How to pull one's own weight in a city on the rise

''Tulsa is a city on the rise,'' says Mayor James M. Inhofe, ''but I want to make it clear that our attitudes on people coming in are very strict. We expect people to carry their own weight.''

Actually, the city itself, like many others across the country, is having to learn to stand more on its own financially in the face of recent federal budget cuts. The cuts are seen as likely to affect the Tulsa's bus system more than its ''human services.'' But these are already strained as the city faces the social costs of its recent economic straits. The number of people on unemployment compensation is up nearly 300 percent this year over last.

Over the past year, press reports that Tulsa was a relative oasis of low unemployment have drawn not only skilled job-seekers but vagrants and derelicts. Moreover, razing or renovation of old buildings downtown has put some local derelicts onto the street.

This is not to suggest that the city is in danger of being ''taken over'' by panhandlers. But it is clearly a concern on people's minds - an issue Mayor Inhofe raised himself at the very beginning of a recent interview.

''Other places put them in jail and feed them. That's not how we do it here.'' The Tulsa approach favors putting alcoholics into private programs like that of the San Antonio-based HOW Foundation, where the men earn their keep doing odd jobs until they are ready to rejoin society. ''Either they work hard or they are run out of town.'' The mayor declined to elaborate on how the second option works, other than to say, ''There's a mechanism.''

A less acute but more broad-ranging question may be how the city learns to pull more of its own weight in funding public transportation.

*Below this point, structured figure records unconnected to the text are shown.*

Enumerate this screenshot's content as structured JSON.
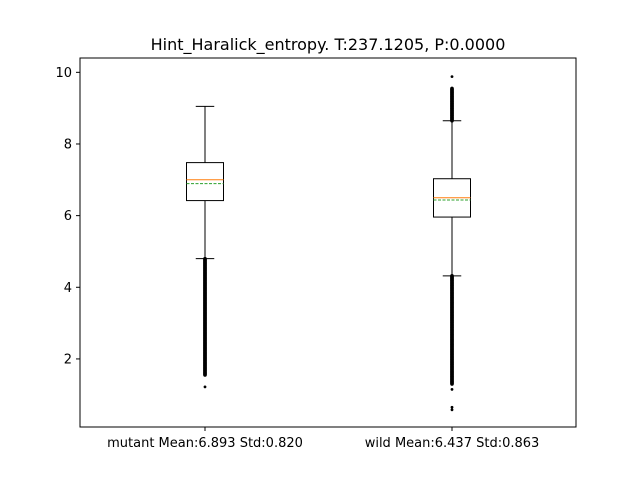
{
  "chart_data": {
    "type": "box",
    "title": "Hint_Haralick_entropy. T:237.1205, P:0.0000",
    "xlabel": "",
    "ylabel": "",
    "categories": [
      "mutant Mean:6.893 Std:0.820",
      "wild Mean:6.437 Std:0.863"
    ],
    "ylim": [
      0.1,
      10.4
    ],
    "yticks": [
      2,
      4,
      6,
      8,
      10
    ],
    "grid": false,
    "legend": "none",
    "boxes": [
      {
        "category": "mutant Mean:6.893 Std:0.820",
        "whisker_low": 4.8,
        "q1": 6.42,
        "median": 7.0,
        "mean": 6.893,
        "q3": 7.48,
        "whisker_high": 9.05,
        "outlier_range_low": [
          1.55,
          4.8
        ],
        "outliers_extra": [
          1.22
        ]
      },
      {
        "category": "wild Mean:6.437 Std:0.863",
        "whisker_low": 4.32,
        "q1": 5.96,
        "median": 6.5,
        "mean": 6.437,
        "q3": 7.03,
        "whisker_high": 8.65,
        "outlier_range_low": [
          1.3,
          4.32
        ],
        "outlier_range_high": [
          8.65,
          9.55
        ],
        "outliers_extra": [
          0.65,
          0.58,
          9.88,
          1.15
        ]
      }
    ],
    "colors": {
      "box": "#000000",
      "median": "#ff7f0e",
      "mean": "#2ca02c",
      "outlier": "#000000"
    }
  }
}
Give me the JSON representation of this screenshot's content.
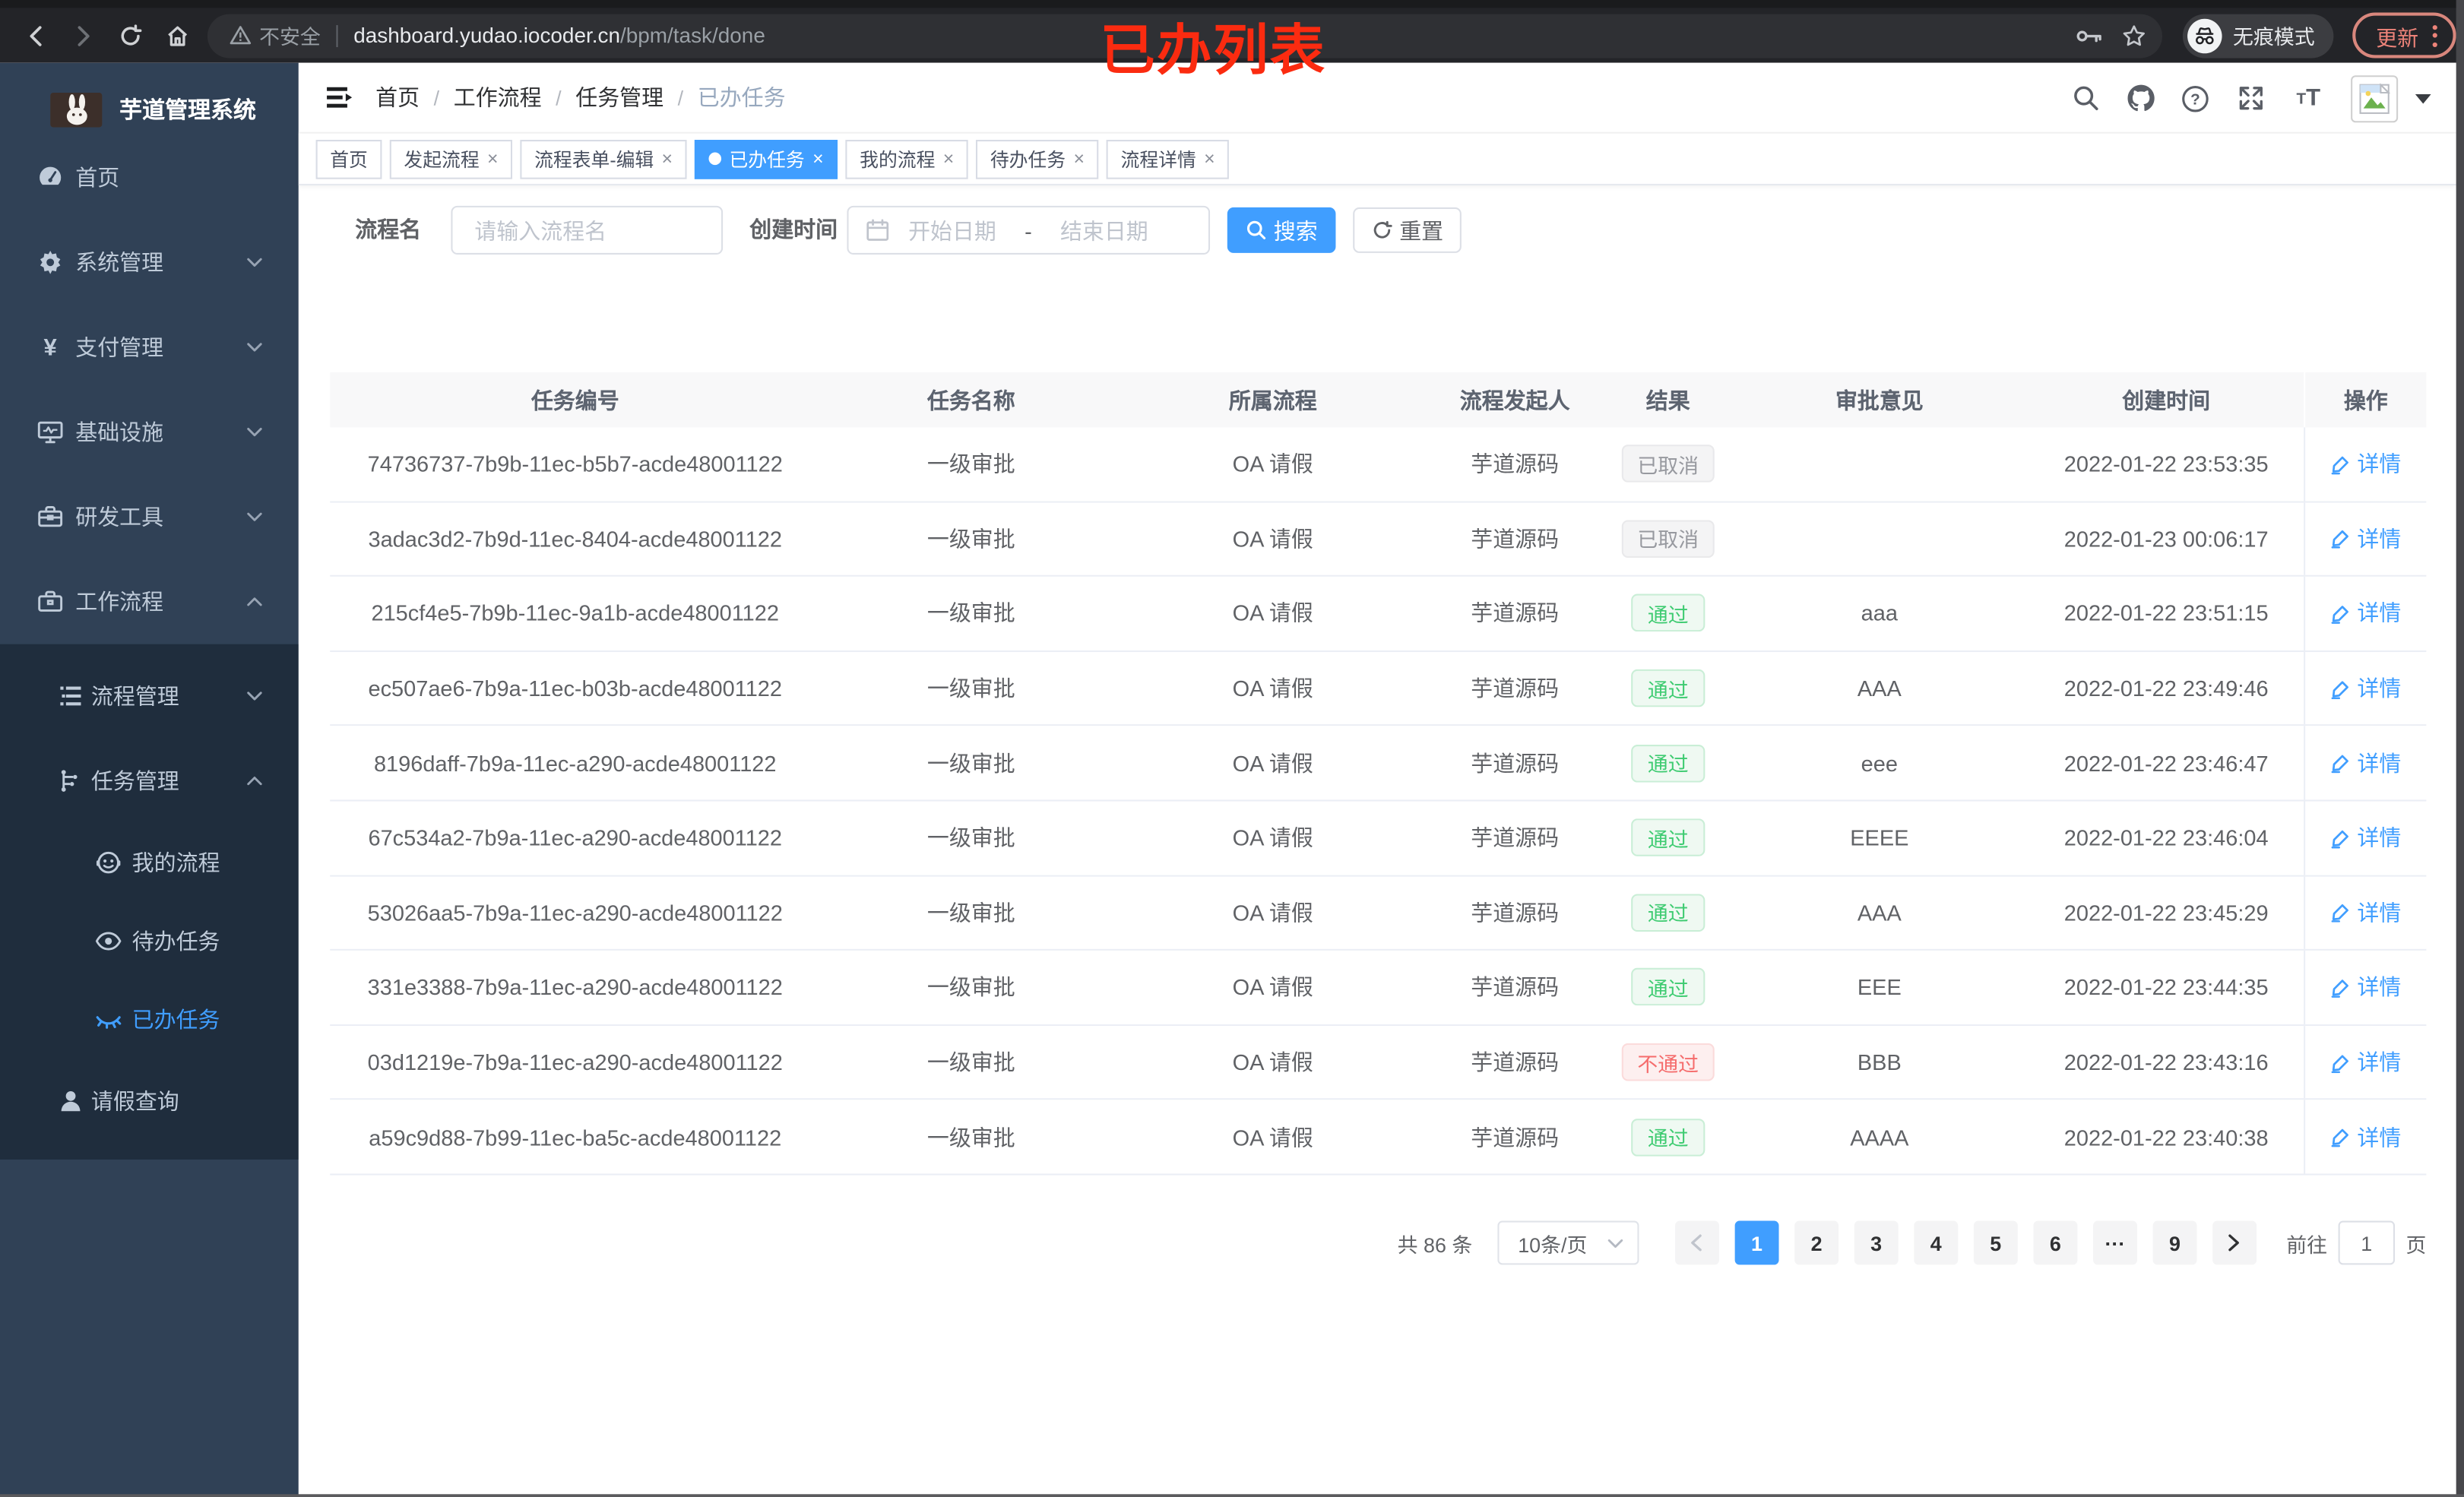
{
  "browser": {
    "security_label": "不安全",
    "url_host": "dashboard.yudao.iocoder.cn",
    "url_path": "/bpm/task/done",
    "incognito_label": "无痕模式",
    "update_label": "更新"
  },
  "annotation": {
    "text": "已办列表",
    "color": "#fb2b10"
  },
  "sidebar": {
    "title": "芋道管理系统",
    "items": [
      {
        "label": "首页",
        "icon": "dashboard-icon",
        "level": 1,
        "chevron": ""
      },
      {
        "label": "系统管理",
        "icon": "gear-icon",
        "level": 1,
        "chevron": "down"
      },
      {
        "label": "支付管理",
        "icon": "yen-icon",
        "level": 1,
        "chevron": "down"
      },
      {
        "label": "基础设施",
        "icon": "monitor-icon",
        "level": 1,
        "chevron": "down"
      },
      {
        "label": "研发工具",
        "icon": "toolbox-icon",
        "level": 1,
        "chevron": "down"
      },
      {
        "label": "工作流程",
        "icon": "briefcase-icon",
        "level": 1,
        "chevron": "up"
      }
    ],
    "submenu": [
      {
        "label": "流程管理",
        "icon": "list-tree-icon",
        "level": 2,
        "chevron": "down",
        "active": false
      },
      {
        "label": "任务管理",
        "icon": "flow-icon",
        "level": 2,
        "chevron": "up",
        "active": false
      },
      {
        "label": "我的流程",
        "icon": "face-icon",
        "level": 3,
        "chevron": "",
        "active": false
      },
      {
        "label": "待办任务",
        "icon": "eye-icon",
        "level": 3,
        "chevron": "",
        "active": false
      },
      {
        "label": "已办任务",
        "icon": "eye-closed-icon",
        "level": 3,
        "chevron": "",
        "active": true
      },
      {
        "label": "请假查询",
        "icon": "user-icon",
        "level": 2,
        "chevron": "",
        "active": false
      }
    ]
  },
  "header": {
    "breadcrumb": [
      "首页",
      "工作流程",
      "任务管理",
      "已办任务"
    ]
  },
  "tabs": [
    {
      "label": "首页",
      "closable": false,
      "active": false
    },
    {
      "label": "发起流程",
      "closable": true,
      "active": false
    },
    {
      "label": "流程表单-编辑",
      "closable": true,
      "active": false
    },
    {
      "label": "已办任务",
      "closable": true,
      "active": true
    },
    {
      "label": "我的流程",
      "closable": true,
      "active": false
    },
    {
      "label": "待办任务",
      "closable": true,
      "active": false
    },
    {
      "label": "流程详情",
      "closable": true,
      "active": false
    }
  ],
  "filters": {
    "name_label": "流程名",
    "name_placeholder": "请输入流程名",
    "time_label": "创建时间",
    "start_placeholder": "开始日期",
    "range_separator": "-",
    "end_placeholder": "结束日期",
    "search_label": "搜索",
    "reset_label": "重置"
  },
  "table": {
    "columns": [
      "任务编号",
      "任务名称",
      "所属流程",
      "流程发起人",
      "结果",
      "审批意见",
      "创建时间",
      "操作"
    ],
    "action_label": "详情",
    "rows": [
      {
        "id": "74736737-7b9b-11ec-b5b7-acde48001122",
        "name": "一级审批",
        "process": "OA 请假",
        "starter": "芋道源码",
        "result": {
          "label": "已取消",
          "type": "info"
        },
        "opinion": "",
        "created": "2022-01-22 23:53:35"
      },
      {
        "id": "3adac3d2-7b9d-11ec-8404-acde48001122",
        "name": "一级审批",
        "process": "OA 请假",
        "starter": "芋道源码",
        "result": {
          "label": "已取消",
          "type": "info"
        },
        "opinion": "",
        "created": "2022-01-23 00:06:17"
      },
      {
        "id": "215cf4e5-7b9b-11ec-9a1b-acde48001122",
        "name": "一级审批",
        "process": "OA 请假",
        "starter": "芋道源码",
        "result": {
          "label": "通过",
          "type": "success"
        },
        "opinion": "aaa",
        "created": "2022-01-22 23:51:15"
      },
      {
        "id": "ec507ae6-7b9a-11ec-b03b-acde48001122",
        "name": "一级审批",
        "process": "OA 请假",
        "starter": "芋道源码",
        "result": {
          "label": "通过",
          "type": "success"
        },
        "opinion": "AAA",
        "created": "2022-01-22 23:49:46"
      },
      {
        "id": "8196daff-7b9a-11ec-a290-acde48001122",
        "name": "一级审批",
        "process": "OA 请假",
        "starter": "芋道源码",
        "result": {
          "label": "通过",
          "type": "success"
        },
        "opinion": "eee",
        "created": "2022-01-22 23:46:47"
      },
      {
        "id": "67c534a2-7b9a-11ec-a290-acde48001122",
        "name": "一级审批",
        "process": "OA 请假",
        "starter": "芋道源码",
        "result": {
          "label": "通过",
          "type": "success"
        },
        "opinion": "EEEE",
        "created": "2022-01-22 23:46:04"
      },
      {
        "id": "53026aa5-7b9a-11ec-a290-acde48001122",
        "name": "一级审批",
        "process": "OA 请假",
        "starter": "芋道源码",
        "result": {
          "label": "通过",
          "type": "success"
        },
        "opinion": "AAA",
        "created": "2022-01-22 23:45:29"
      },
      {
        "id": "331e3388-7b9a-11ec-a290-acde48001122",
        "name": "一级审批",
        "process": "OA 请假",
        "starter": "芋道源码",
        "result": {
          "label": "通过",
          "type": "success"
        },
        "opinion": "EEE",
        "created": "2022-01-22 23:44:35"
      },
      {
        "id": "03d1219e-7b9a-11ec-a290-acde48001122",
        "name": "一级审批",
        "process": "OA 请假",
        "starter": "芋道源码",
        "result": {
          "label": "不通过",
          "type": "danger"
        },
        "opinion": "BBB",
        "created": "2022-01-22 23:43:16"
      },
      {
        "id": "a59c9d88-7b99-11ec-ba5c-acde48001122",
        "name": "一级审批",
        "process": "OA 请假",
        "starter": "芋道源码",
        "result": {
          "label": "通过",
          "type": "success"
        },
        "opinion": "AAAA",
        "created": "2022-01-22 23:40:38"
      }
    ]
  },
  "pagination": {
    "total_label": "共 86 条",
    "page_size": "10条/页",
    "pages": [
      "1",
      "2",
      "3",
      "4",
      "5",
      "6",
      "···",
      "9"
    ],
    "active_page": "1",
    "goto_label": "前往",
    "goto_value": "1",
    "goto_suffix": "页"
  },
  "colors": {
    "accent": "#409eff",
    "success_text": "#3ecb71",
    "danger_text": "#f56c6c",
    "info_text": "#909399",
    "sidebar_bg": "#304156",
    "submenu_bg": "#1f2d3d",
    "annotation": "#fb2b10",
    "update_button": "#ed8379"
  }
}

The cuts in human services aren't really the issue here, at least not this year, since the gaps are being bridged by a state budgetary surplus.

The federal cutbacks are now being felt here mostly by working poor women, say R.Lynn Rittenoure and Steve B. Steib of the University of Tulsa.

But transportation is being seen as a flashpoint issue. Appropriations have been cut back for the Urban Mass Transit Administration, which has been an important source of funding for Tulsa's bus system.

Sitting in his office, decorated with oil field scenes and a large color photograph of Ronald Reagan, Mayor Inhofe expresses confidence that the people of Tulsa will find a way to take up the slack. He cites the voters' approval in 1980 of a special limited 1 percent sales tax to finance capital improvements as an example of their willingness to shoulder burdens responsibly.

He notes that across the country, ''Bus service is 90 percent government subsidized,'' and that rubs the wrong way across his free-enterprise grain.

Raising fares would be one obvious way to bridge the gap, but of course there would be a point at which falloff in ridership would cancel the increase in revenues, he notes.

Earl J. Reeves, a University of Tulsa political scientist, explains that a proposed amendment to the state constitution that would have let cities form metropolitan transit districts financed from property taxes was narrowly defeated this year. It had been more roundly defeated earlier.

The commitment of Tulsa's leaders, in government and in business, to the development of the downtown and of close-in areas north and west of downtown means that public transportation - bus service - has a natural ''constituency'' with a lot more clout than one might expect in a relatively young Sunbelt city.